Não Contem com o Fim do Livro, traz um diálogo agradável entre dois grandes escritores sobre suas experiências como colecionadores de livros e produtores literários, donde derivaram muitas reflexões sobre a história e a resistência do livro escrito em papel ao longo dos séculos. Não obstante, o livro no formato papel, com a sua história que deu tantas histórias sobre sua heroica trajetória desde a grande revolução causada pelo advento do nascimento da imprensa, quando Johannes Gutenberg em 1439 inventou a impressão tipográfica, sendo a Bíblia o primeiro livro impresso, o livro tem resistido às mudanças causadas por um mundo novo.
Desde então, o livro passou por várias transformações. As tecnologias modernas mudaram profundamente a forma como nos relacionamos com o livro. Ao mesmo tempo, as mesmas tecnologias que trouxeram significativas facilidades de ler, marcar, extrair texto, corrigir e armazenar em espaço diminuto, em outras palavras, o seu formato digital, é uma ameaça a relação íntima que mantemos com o livro. Corremos o risco, num futuro não muito distante, de não mais podermos pegar um livro na estante, sentir o seu peso e cheiro, folhear as páginas, sentir a sua presença física, tornando-o um amigo íntimo, dando-lhe vida e forma. O papel continua sendo o melhor suporte e nada substitui a magia de virar uma página. A sensação do porvir num ato tão simples revela o quanto nos encanta ler um livro em papel e saber que é graças a ele que a história da humanidade ecoará por toda eternidade.
Deste modo, é sobre esta relação com o livro que o escritor Umberto Eco (1932-2016), autor de obras memoráveis como O Nome da Rosa, numa agradável prosa com o escritor e ator Jean-Claude Carrière, conduzem o leitor a refletir, no livro Não Contem com o Fim do Livro, sobre este grande personagem que acompanha a trajetória da humanidade desde que o homem pré-histórico pintou, nas paredes da caverna (arte rupestre), a primeira forma de comunicação não sonora e não gestual.
Fatalmente, as novas tecnologias ameaçam a intimidade que surge no diálogo que o leitor mantém com o autor. O livro tem essa magia de ser o elo entre duas pessoas que se sentem conectadas e se fundem.
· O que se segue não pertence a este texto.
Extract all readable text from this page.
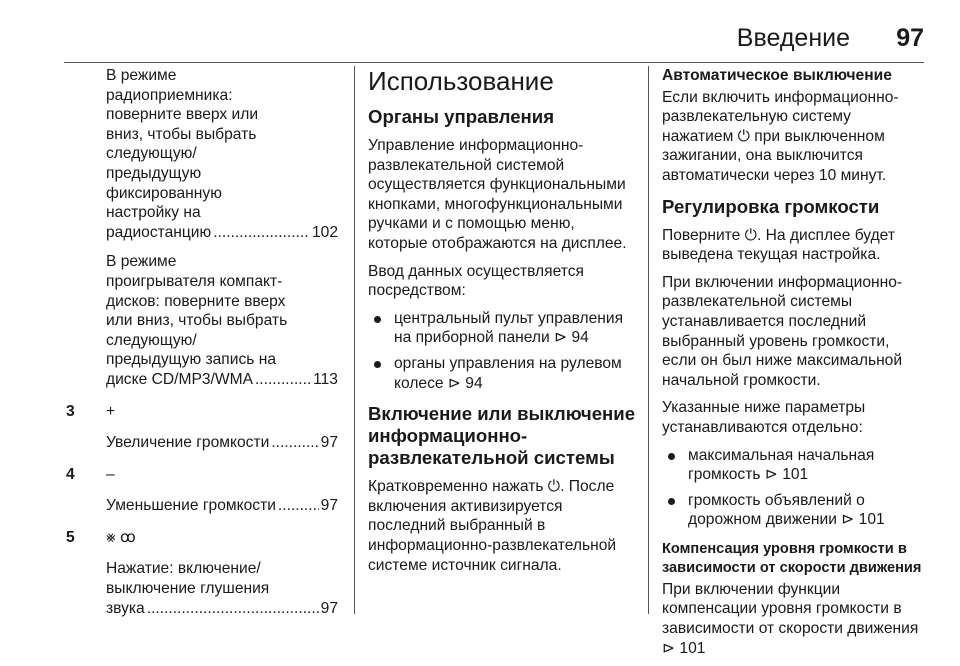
Введение 97
В режиме
радиоприемника:
поверните вверх или
вниз, чтобы выбрать
следующую/
предыдущую
фиксированную
настройку на
радиостанцию .....	102
В режиме
проигрывателя компакт-
дисков: поверните вверх
или вниз, чтобы выбрать
следующую/
предыдущую запись на
диске CD/MP3/WMA .....	113
3	+
Увеличение громкости .....	97
4	–
Уменьшение громкости .....	97
5	⨳ ꝏ
Нажатие: включение/
выключение глушения
звука .....	97
Использование
Органы управления

Управление информационно-развлекательной системой осуществляется функциональными кнопками, многофункциональными ручками и с помощью меню, которые отображаются на дисплее.

Ввод данных осуществляется посредством:

центральный пульт управления на приборной панели ⊳ 94
органы управления на рулевом колесе ⊳ 94
Включение или выключение информационно-развлекательной системы

Кратковременно нажать ⏻. После включения активизируется последний выбранный в информационно-развлекательной системе источник сигнала.

Автоматическое выключение

Если включить информационно-развлекательную систему нажатием ⏻ при выключенном зажигании, она выключится автоматически через 10 минут.

Регулировка громкости

Поверните ⏻. На дисплее будет выведена текущая настройка.

При включении информационно-развлекательной системы устанавливается последний выбранный уровень громкости, если он был ниже максимальной начальной громкости.

Указанные ниже параметры устанавливаются отдельно:

максимальная начальная громкость ⊳ 101
громкость объявлений о дорожном движении ⊳ 101
Компенсация уровня громкости в зависимости от скорости движения

При включении функции компенсации уровня громкости в зависимости от скорости движения ⊳ 101
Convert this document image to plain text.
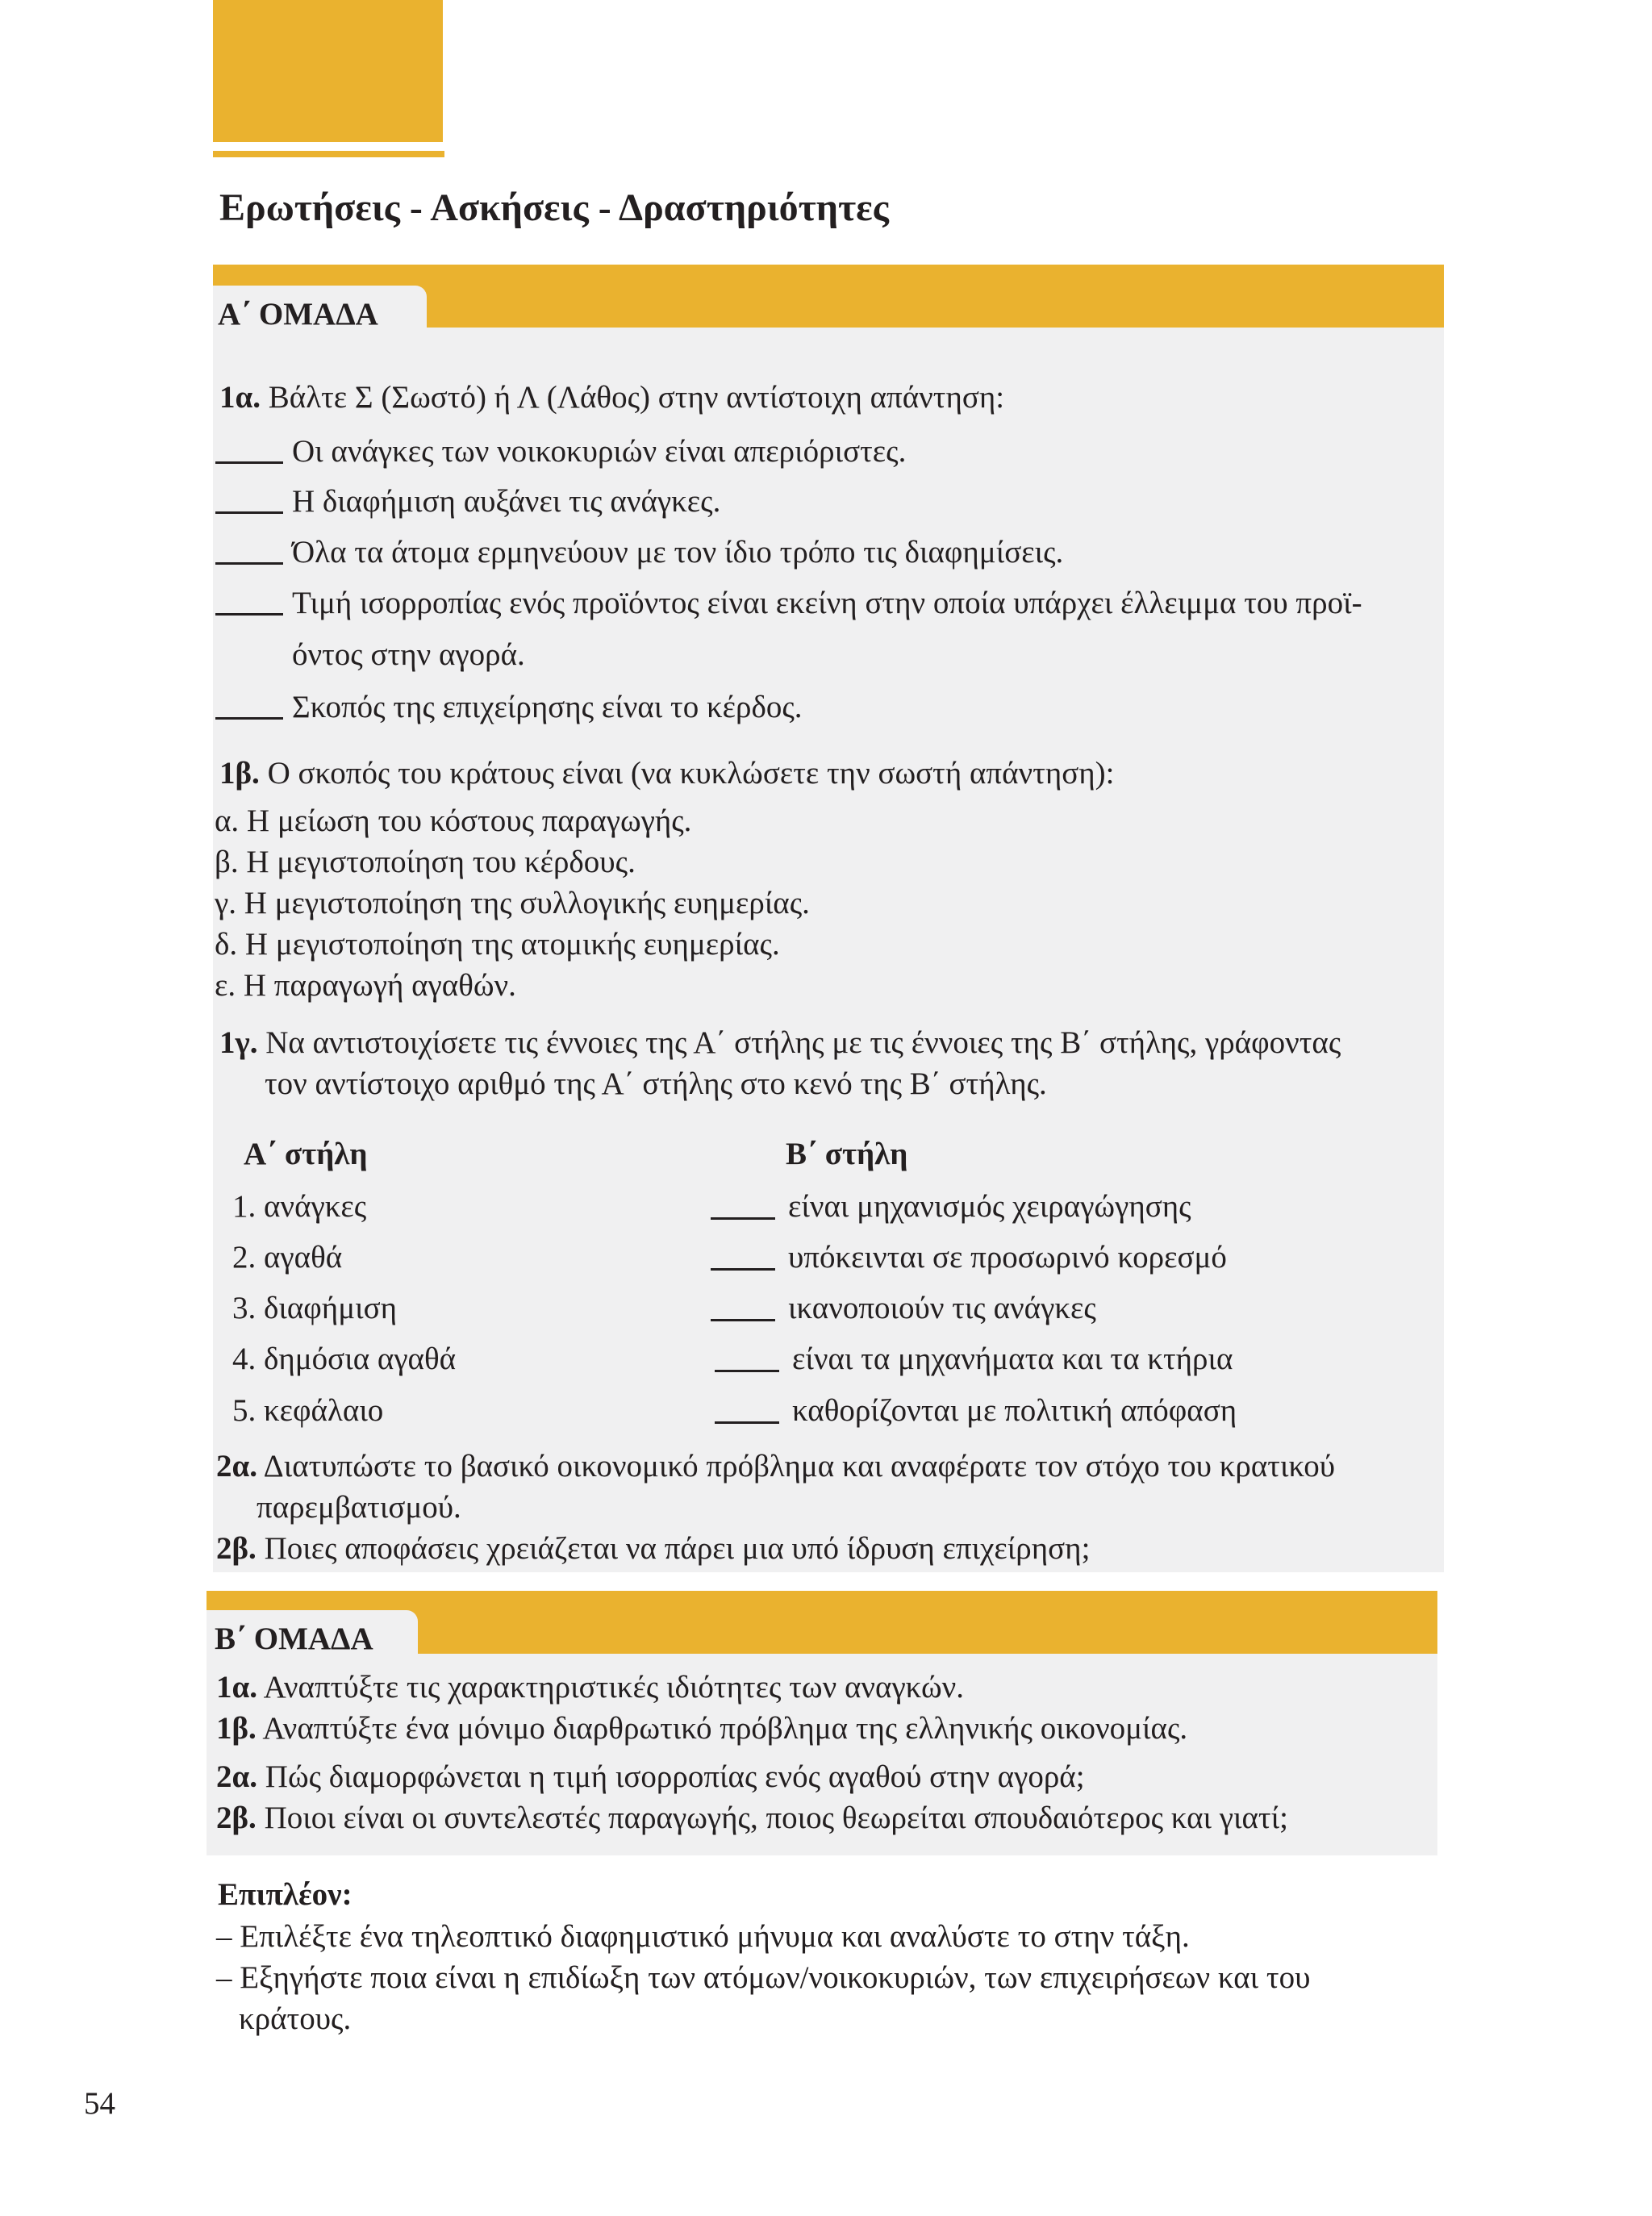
Ερωτήσεις - Ασκήσεις - Δραστηριότητες
Α΄ ΟΜΑΔΑ
1α. Βάλτε Σ (Σωστό) ή Λ (Λάθος) στην αντίστοιχη απάντηση:
Οι ανάγκες των νοικοκυριών είναι απεριόριστες.
Η διαφήμιση αυξάνει τις ανάγκες.
Όλα τα άτομα ερμηνεύουν με τον ίδιο τρόπο τις διαφημίσεις.
Τιμή ισορροπίας ενός προϊόντος είναι εκείνη στην οποία υπάρχει έλλειμμα του προϊ-
όντος στην αγορά.
Σκοπός της επιχείρησης είναι το κέρδος.
1β. Ο σκοπός του κράτους είναι (να κυκλώσετε την σωστή απάντηση):
α. Η μείωση του κόστους παραγωγής.
β. Η μεγιστοποίηση του κέρδους.
γ. Η μεγιστοποίηση της συλλογικής ευημερίας.
δ. Η μεγιστοποίηση της ατομικής ευημερίας.
ε. Η παραγωγή αγαθών.
1γ. Να αντιστοιχίσετε τις έννοιες της Α΄ στήλης με τις έννοιες της Β΄ στήλης, γράφοντας
τον αντίστοιχο αριθμό της Α΄ στήλης στο κενό της Β΄ στήλης.
Α΄ στήλη	Β΄ στήλη
1. ανάγκες
2. αγαθά
3. διαφήμιση
4. δημόσια αγαθά
5. κεφάλαιο
είναι μηχανισμός χειραγώγησης
υπόκεινται σε προσωρινό κορεσμό
ικανοποιούν τις ανάγκες
είναι τα μηχανήματα και τα κτήρια
καθορίζονται με πολιτική απόφαση
2α. Διατυπώστε το βασικό οικονομικό πρόβλημα και αναφέρατε τον στόχο του κρατικού
παρεμβατισμού.
2β. Ποιες αποφάσεις χρειάζεται να πάρει μια υπό ίδρυση επιχείρηση;
Β΄ ΟΜΑΔΑ
1α. Αναπτύξτε τις χαρακτηριστικές ιδιότητες των αναγκών.
1β. Αναπτύξτε ένα μόνιμο διαρθρωτικό πρόβλημα της ελληνικής οικονομίας.
2α. Πώς διαμορφώνεται η τιμή ισορροπίας ενός αγαθού στην αγορά;
2β. Ποιοι είναι οι συντελεστές παραγωγής, ποιος θεωρείται σπουδαιότερος και γιατί;
Επιπλέον:
– Επιλέξτε ένα τηλεοπτικό διαφημιστικό μήνυμα και αναλύστε το στην τάξη.
– Εξηγήστε ποια είναι η επιδίωξη των ατόμων/νοικοκυριών, των επιχειρήσεων και του
κράτους.
54
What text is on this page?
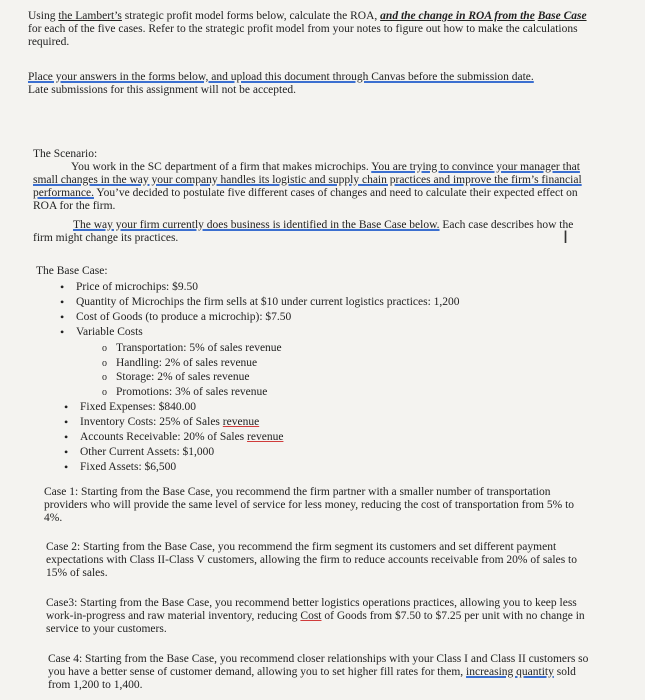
Using the Lambert’s strategic profit model forms below, calculate the ROA, and the change in ROA from the Base Case for each of the five cases. Refer to the strategic profit model from your notes to figure out how to make the calculations required.

Place your answers in the forms below, and upload this document through Canvas before the submission date.
Late submissions for this assignment will not be accepted.

The Scenario:

You work in the SC department of a firm that makes microchips. You are trying to convince your manager that small changes in the way your company handles its logistic and supply chain practices and improve the firm’s financial performance. You’ve decided to postulate five different cases of changes and need to calculate their expected effect on ROA for the firm.

The way your firm currently does business is identified in the Base Case below. Each case describes how the firm might change its practices.	I

The Base Case:

• Price of microchips: $9.50
• Quantity of Microchips the firm sells at $10 under current logistics practices: 1,200
• Cost of Goods (to produce a microchip): $7.50
• Variable Costs
o Transportation: 5% of sales revenue
o Handling: 2% of sales revenue
o Storage: 2% of sales revenue
o Promotions: 3% of sales revenue
• Fixed Expenses: $840.00
• Inventory Costs: 25% of Sales revenue
• Accounts Receivable: 20% of Sales revenue
• Other Current Assets: $1,000
• Fixed Assets: $6,500

Case 1: Starting from the Base Case, you recommend the firm partner with a smaller number of transportation providers who will provide the same level of service for less money, reducing the cost of transportation from 5% to 4%.

Case 2: Starting from the Base Case, you recommend the firm segment its customers and set different payment expectations with Class II-Class V customers, allowing the firm to reduce accounts receivable from 20% of sales to 15% of sales.

Case3: Starting from the Base Case, you recommend better logistics operations practices, allowing you to keep less work-in-progress and raw material inventory, reducing Cost of Goods from $7.50 to $7.25 per unit with no change in service to your customers.

Case 4: Starting from the Base Case, you recommend closer relationships with your Class I and Class II customers so you have a better sense of customer demand, allowing you to set higher fill rates for them, increasing quantity sold from 1,200 to 1,400.
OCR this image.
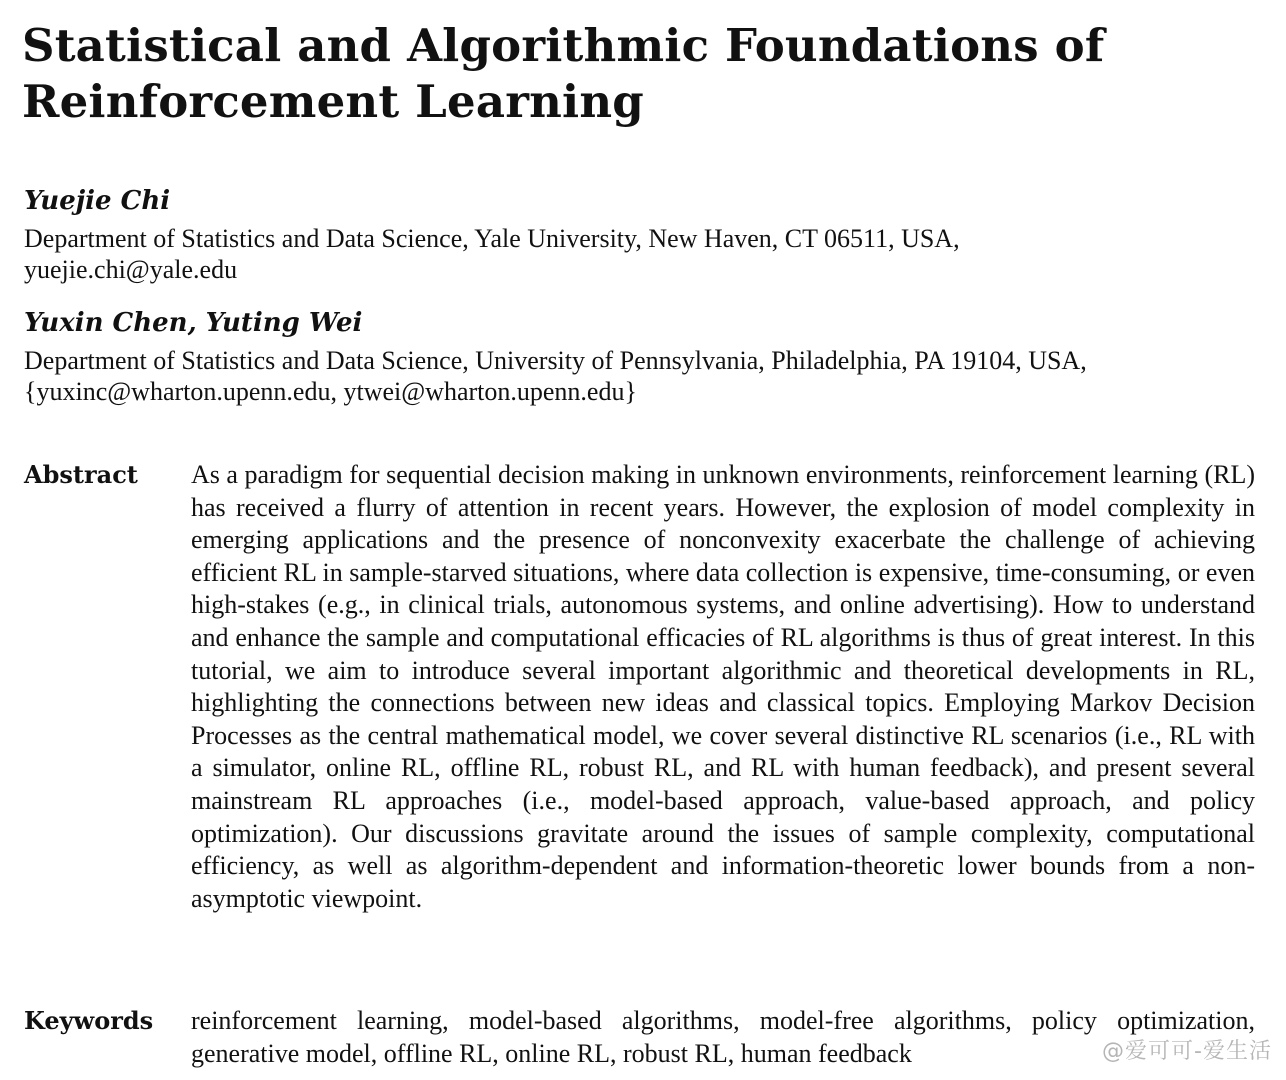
Statistical and Algorithmic Foundations of Reinforcement Learning
Yuejie Chi
Department of Statistics and Data Science, Yale University, New Haven, CT 06511, USA, yuejie.chi@yale.edu
Yuxin Chen, Yuting Wei
Department of Statistics and Data Science, University of Pennsylvania, Philadelphia, PA 19104, USA, {yuxinc@wharton.upenn.edu, ytwei@wharton.upenn.edu}
Abstract As a paradigm for sequential decision making in unknown environments, reinforcement learning (RL) has received a flurry of attention in recent years. However, the explosion of model complexity in emerging applications and the presence of nonconvexity exacerbate the challenge of achieving efficient RL in sample-starved situations, where data collection is expensive, time-consuming, or even high-stakes (e.g., in clinical trials, autonomous systems, and online advertising). How to understand and enhance the sample and computational efficacies of RL algorithms is thus of great interest. In this tutorial, we aim to introduce several important algorithmic and theoretical developments in RL, highlighting the connections between new ideas and classical topics. Employing Markov Decision Processes as the central mathematical model, we cover several distinctive RL scenarios (i.e., RL with a simulator, online RL, offline RL, robust RL, and RL with human feedback), and present several mainstream RL approaches (i.e., model-based approach, value-based approach, and policy optimization). Our discussions gravitate around the issues of sample complexity, computational efficiency, as well as algorithm-dependent and information-theoretic lower bounds from a non-asymptotic viewpoint.
Keywords reinforcement learning, model-based algorithms, model-free algorithms, policy optimization, generative model, offline RL, online RL, robust RL, human feedback	@爱可可-爱生活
O diálogo entre os dois, tornam-se então um caminho íntimo. O romancista francês Jean-Philippe de Tonnac observa, no prefácio da referida obra, que “certa sacralidade com que o livro foi aureolado no contexto de uma civilização que o instalará no altar. Uma intimidade especial entre o autor e seu leitor que a noção de hipertextualidade irá necessariamente constranger.”
Aqueles que de fato são amantes do livro, sentem calafrios ao pensar que o livro pode acabar numa fogueira, agora na forma de reciclagem, para dar lugar definitivamente ao formato digital. Como na épica resistência do livro em Fahrenheit 451, devemos salvá-los dos “sabujos mecânicos” e dos “Beatty”. Os livros que estão em nossas estantes não podem ser editados, transformados. O seu conteúdo estará eternizado em suas páginas, protegidos pelo exército de “Guy Montag”. Sim, o livro nasceu no papel e neste deve se eternizar. Que se guarde em outros formatos, mas jamais o permitamos na “fogueira”. Salvemo-los. Façamos como disse Umberto Eco: “Logo, se devo salvar alguma coisa que seja facilmente transportável e que deu provas da sua capacidade de resistir às vicissitudes do tempo, escolho o livro”.
Para Jean-Claude Carrière, o livro se perde à medida que a tecnologia avança sobre ele: “Portanto, ainda somos capazes de ler um texto impressos há cinco séculos. Mas somos incapazes de ler, não podemos mais ver, um cassete eletrônico ou um CD-ROM com apenas poucos anos de idade. A menos que guardássemos os nossos velhos computadores em nossos porões”.
Para aqueles que amam o livro em papel, este já são eternos. Mesmo que o formato um dia mude, dando fim ao formato de papel (esperamos sinceramente que não), ele permanecerá para sempre em seus corações.